Drowning in numbers
2012-05-23
FLORENCE/ GENEVA/ BANGKOK/ DELHI/ HONG KONG, 23 May 2012 – A new report states that although drowning is a leading killer of children across parts of Asia, highly effective and cost-efficient programs to reduce such drowning deaths are not being sufficiently emaced. Child Drowning: Evidence for a newly recognized cause of child mortality in low and middle income countries in Asia surveyed four countries (Bangladesh, Cambodia, Vietnam & Thailand), together with two provinces in China (Beijing and Jiangxi). |
Ms Maggie Cheung, the UNICEF Ambassador in China visited Jiangxi to know more about child drowning. |
“For too long drowning has been a hidden killer,” said Gordon Alexander, the Director of UNICEF’s Office of Research. “Over the past three decades countries have made strong, continuous progress on infectious disease reduction. However no impact has been made on drowning deaths. As a result, drowning is emerging as a leading cause of death for children after infancy (1year) in the countries surveyed for this report. And yet drowning is off the political radar.”
The report finds that the vast majority of the drowning deaths are preventable.
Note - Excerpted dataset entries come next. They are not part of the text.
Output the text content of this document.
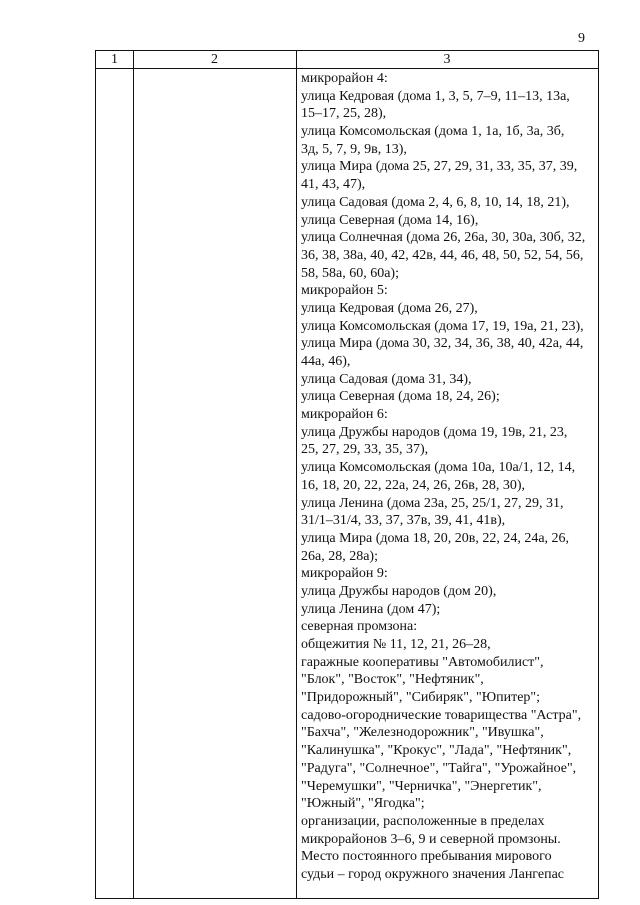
9
1	2	3
микрорайон 4:
улица Кедровая (дома 1, 3, 5, 7–9, 11–13, 13а,
15–17, 25, 28),
улица Комсомольская (дома 1, 1а, 1б, 3а, 3б,
3д, 5, 7, 9, 9в, 13),
улица Мира (дома 25, 27, 29, 31, 33, 35, 37, 39,
41, 43, 47),
улица Садовая (дома 2, 4, 6, 8, 10, 14, 18, 21),
улица Северная (дома 14, 16),
улица Солнечная (дома 26, 26а, 30, 30а, 30б, 32,
36, 38, 38а, 40, 42, 42в, 44, 46, 48, 50, 52, 54, 56,
58, 58а, 60, 60а);
микрорайон 5:
улица Кедровая (дома 26, 27),
улица Комсомольская (дома 17, 19, 19а, 21, 23),
улица Мира (дома 30, 32, 34, 36, 38, 40, 42а, 44,
44а, 46),
улица Садовая (дома 31, 34),
улица Северная (дома 18, 24, 26);
микрорайон 6:
улица Дружбы народов (дома 19, 19в, 21, 23,
25, 27, 29, 33, 35, 37),
улица Комсомольская (дома 10а, 10а/1, 12, 14,
16, 18, 20, 22, 22а, 24, 26, 26в, 28, 30),
улица Ленина (дома 23а, 25, 25/1, 27, 29, 31,
31/1–31/4, 33, 37, 37в, 39, 41, 41в),
улица Мира (дома 18, 20, 20в, 22, 24, 24а, 26,
26а, 28, 28а);
микрорайон 9:
улица Дружбы народов (дом 20),
улица Ленина (дом 47);
северная промзона:
общежития № 11, 12, 21, 26–28,
гаражные кооперативы "Автомобилист",
"Блок", "Восток", "Нефтяник",
"Придорожный", "Сибиряк", "Юпитер";
садово-огороднические товарищества "Астра",
"Бахча", "Железнодорожник", "Ивушка",
"Калинушка", "Крокус", "Лада", "Нефтяник",
"Радуга", "Солнечное", "Тайга", "Урожайное",
"Черемушки", "Черничка", "Энергетик",
"Южный", "Ягодка";
организации, расположенные в пределах
микрорайонов 3–6, 9 и северной промзоны.
Место постоянного пребывания мирового
судьи – город окружного значения Лангепас
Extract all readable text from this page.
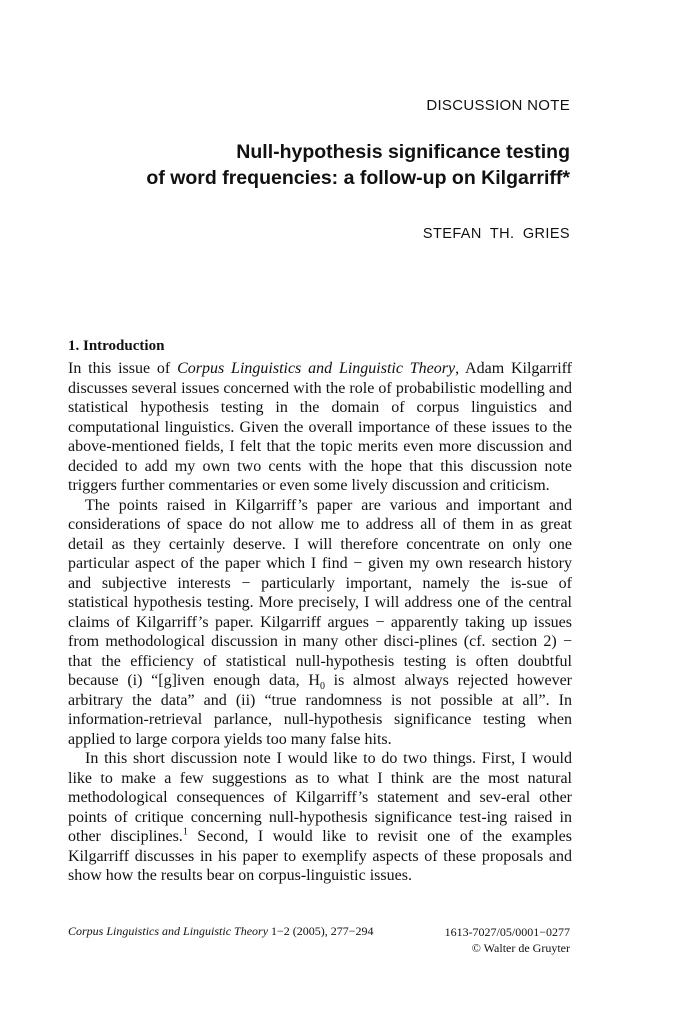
DISCUSSION NOTE
Null-hypothesis significance testing
of word frequencies: a follow-up on Kilgarriff*
STEFAN TH. GRIES
1. Introduction

In this issue of Corpus Linguistics and Linguistic Theory, Adam Kilgarriff discusses several issues concerned with the role of probabilistic modelling and statistical hypothesis testing in the domain of corpus linguistics and computational linguistics. Given the overall importance of these issues to the above-mentioned fields, I felt that the topic merits even more discussion and decided to add my own two cents with the hope that this discussion note triggers further commentaries or even some lively discussion and criticism.

The points raised in Kilgarriff’s paper are various and important and considerations of space do not allow me to address all of them in as great detail as they certainly deserve. I will therefore concentrate on only one particular aspect of the paper which I find − given my own research history and subjective interests − particularly important, namely the is-sue of statistical hypothesis testing. More precisely, I will address one of the central claims of Kilgarriff’s paper. Kilgarriff argues − apparently taking up issues from methodological discussion in many other disci-plines (cf. section 2) − that the efficiency of statistical null-hypothesis testing is often doubtful because (i) “[g]iven enough data, $H_0$ is almost always rejected however arbitrary the data” and (ii) “true randomness is not possible at all”. In information-retrieval parlance, null-hypothesis significance testing when applied to large corpora yields too many false hits.

In this short discussion note I would like to do two things. First, I would like to make a few suggestions as to what I think are the most natural methodological consequences of Kilgarriff’s statement and sev-eral other points of critique concerning null-hypothesis significance test-ing raised in other disciplines.$^1$ Second, I would like to revisit one of the examples Kilgarriff discusses in his paper to exemplify aspects of these proposals and show how the results bear on corpus-linguistic issues.

Corpus Linguistics and Linguistic Theory 1−2 (2005), 277−294	1613-7027/05/0001−0277
© Walter de Gruyter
They tend to occur within 20 metres of the home and are the result of unsupervised children wandering off and falling into local water hazards.
The report includes new evidence into prevention interventions in an operational research program in Bangladesh, showing:
- Drowning death rates among children attending village crèches were reduced by more than 80 per cent as a direct result of having adequate supervision.
- Drowning death rates in children 4 years and older who participated in SwimSafe (swimming and safe rescue training) were reduced by more than 90 per cent.
UNICEF’s Gordon Alexander said the research suggests governments and development agencies can do more to support drowning prevention interventions through scaling up early childhood education/crèche programmes, and with improved integration with ongoing public health, education and disaster risk programmes, together with better mapping of the true prevalence of drowning.
“This report makes clear that there is a serious – and until now, hidden – problem in the countries surveyed. It also provides evidence of affordable interventions that can save hundreds of thousands of children’s lives. We must now act where we have the evidence, and investigate whether similar underreporting and preventable deaths are happening elsewhere.”